Não há dados sobre letalidade para cinco das seis variantes. A única delas com dados descritos de letalidade é a britânica, que foi avaliada em um estudo feito por epidemiologistas britânicos como 64% mais letal. No entanto, uma pesquisa publicada na última segunda-feira (12) na revista The Lancet não encontrou associação dessa variante com maior taxa de hospitalização ou morte por Covid-19.

No Brasil, as variantes P.1 e P.2 predominam na população em diversos estados, onde conseguiram se espalhar de maneira mais rápida que a linhagem ancestral. Após o colapso em Manaus em janeiro, a P.1 foi associada a uma maior transmissibilidade, o que foi confirmado em um estudo recente na Science.

A mesma variante consegue escapar da proteção dada por anticorpos que se formam após a infecção pela forma original do vírus, mas não há ainda uma relação clara da P.1 com maior letalidade.

Isso porque, em muitos lugares onde ela se espalhou rapidamente, como a própria cidade de Manaus, e em Araraquara, no interior do estado de São Paulo, o sistema de saúde colapsou com a alta expressiva de novas internações. Com mais pessoas necessitando atendimento médico, houve escassez de oxigênio e, consequentemente, mais mortes.

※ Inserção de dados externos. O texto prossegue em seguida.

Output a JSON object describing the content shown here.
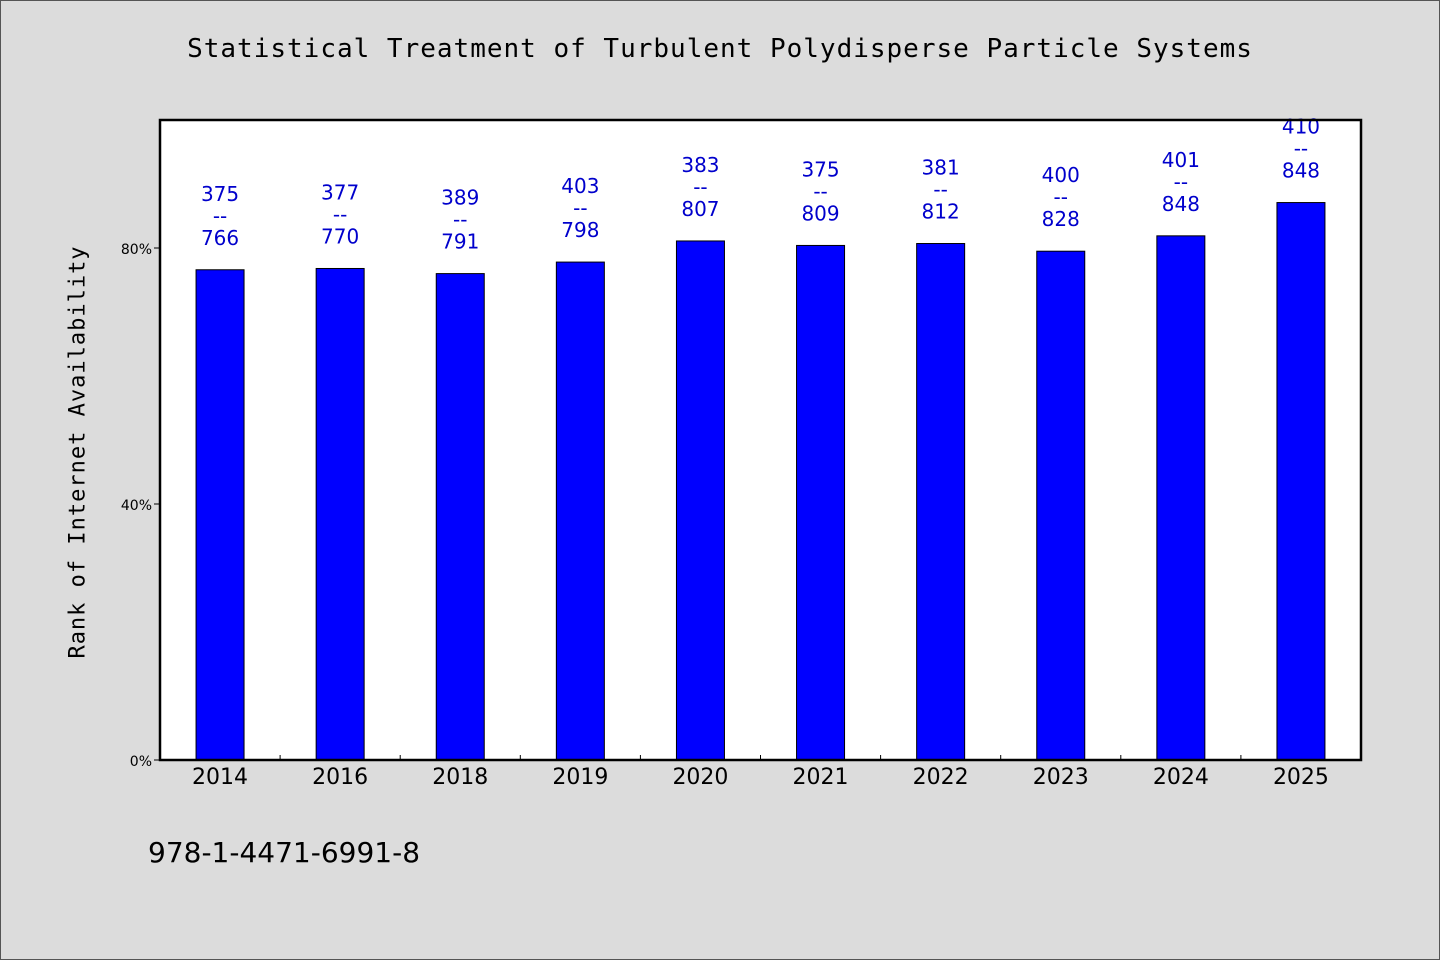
{
  "chart_data": {
    "type": "bar",
    "title": "Statistical Treatment of Turbulent Polydisperse Particle Systems",
    "xlabel": "",
    "ylabel": "Rank of Internet Availability",
    "categories": [
      "2014",
      "2016",
      "2018",
      "2019",
      "2020",
      "2021",
      "2022",
      "2023",
      "2024",
      "2025"
    ],
    "values": [
      76.6,
      76.8,
      76.0,
      77.8,
      81.1,
      80.4,
      80.7,
      79.5,
      81.9,
      87.1
    ],
    "data_labels": [
      {
        "top": "375",
        "sep": "--",
        "bottom": "766"
      },
      {
        "top": "377",
        "sep": "--",
        "bottom": "770"
      },
      {
        "top": "389",
        "sep": "--",
        "bottom": "791"
      },
      {
        "top": "403",
        "sep": "--",
        "bottom": "798"
      },
      {
        "top": "383",
        "sep": "--",
        "bottom": "807"
      },
      {
        "top": "375",
        "sep": "--",
        "bottom": "809"
      },
      {
        "top": "381",
        "sep": "--",
        "bottom": "812"
      },
      {
        "top": "400",
        "sep": "--",
        "bottom": "828"
      },
      {
        "top": "401",
        "sep": "--",
        "bottom": "848"
      },
      {
        "top": "410",
        "sep": "--",
        "bottom": "848"
      }
    ],
    "yticks": [
      "0%",
      "40%",
      "80%"
    ],
    "ytick_values": [
      0,
      40,
      80
    ],
    "ylim": [
      0,
      100
    ],
    "grid": false,
    "legend": "none",
    "bar_color": "#0000ff",
    "label_color": "#0000cc"
  },
  "footer": {
    "isbn": "978-1-4471-6991-8"
  }
}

Assim, não é possível estabelecer que a variante é mais letal ou causa infecção mais grave, mas ela, em conjunto com um sistema de saúde sob estresse e em uma população previamente infectada com a forma ancestral do vírus, que não garantia imunidade natural, gerou um problema de saúde agravado.

Para saber se há relação de causa e efeito de uma variante em relação ao aumento de mortes (letalidade) ou números de internações hospitalares (gravidade), é preciso conduzir um estudo controlado que avalie perfis idênticos de doentes, ou seja, de mesma idade, sexo, condições de saúde, período da infecção, resolução do caso (alta ou óbito) e a cada par avaliado, um apresentar a nova forma do vírus e o outro indivíduo a linhagem ancestral.

Foi assim que foi feito o estudo na Inglaterra, publicado na Lancet, com a inclusão de 341 pacientes –198 (58%) com a variante britânica B.1.1.7 e 143 (42%) com a forma ancestral. Para determinar qual variante está presente no organismo, os pesquisadores sequenciaram as amostras de material genético do vírus obtidas por meio do exame RT-PCR de diagnóstico para Covid-19.

No caso do Brasil, o número ainda baixo de amostras do coronavírus sequenciadas e a inconsistência dos dados de casos, óbitos e internações por Srag (base de dados Sivep-Gripe) e do e-SUS VE (casos leves de Covid sem informações detalhadas), que não permitem fazer comparações similares, dificultam a realização de um estudo similar.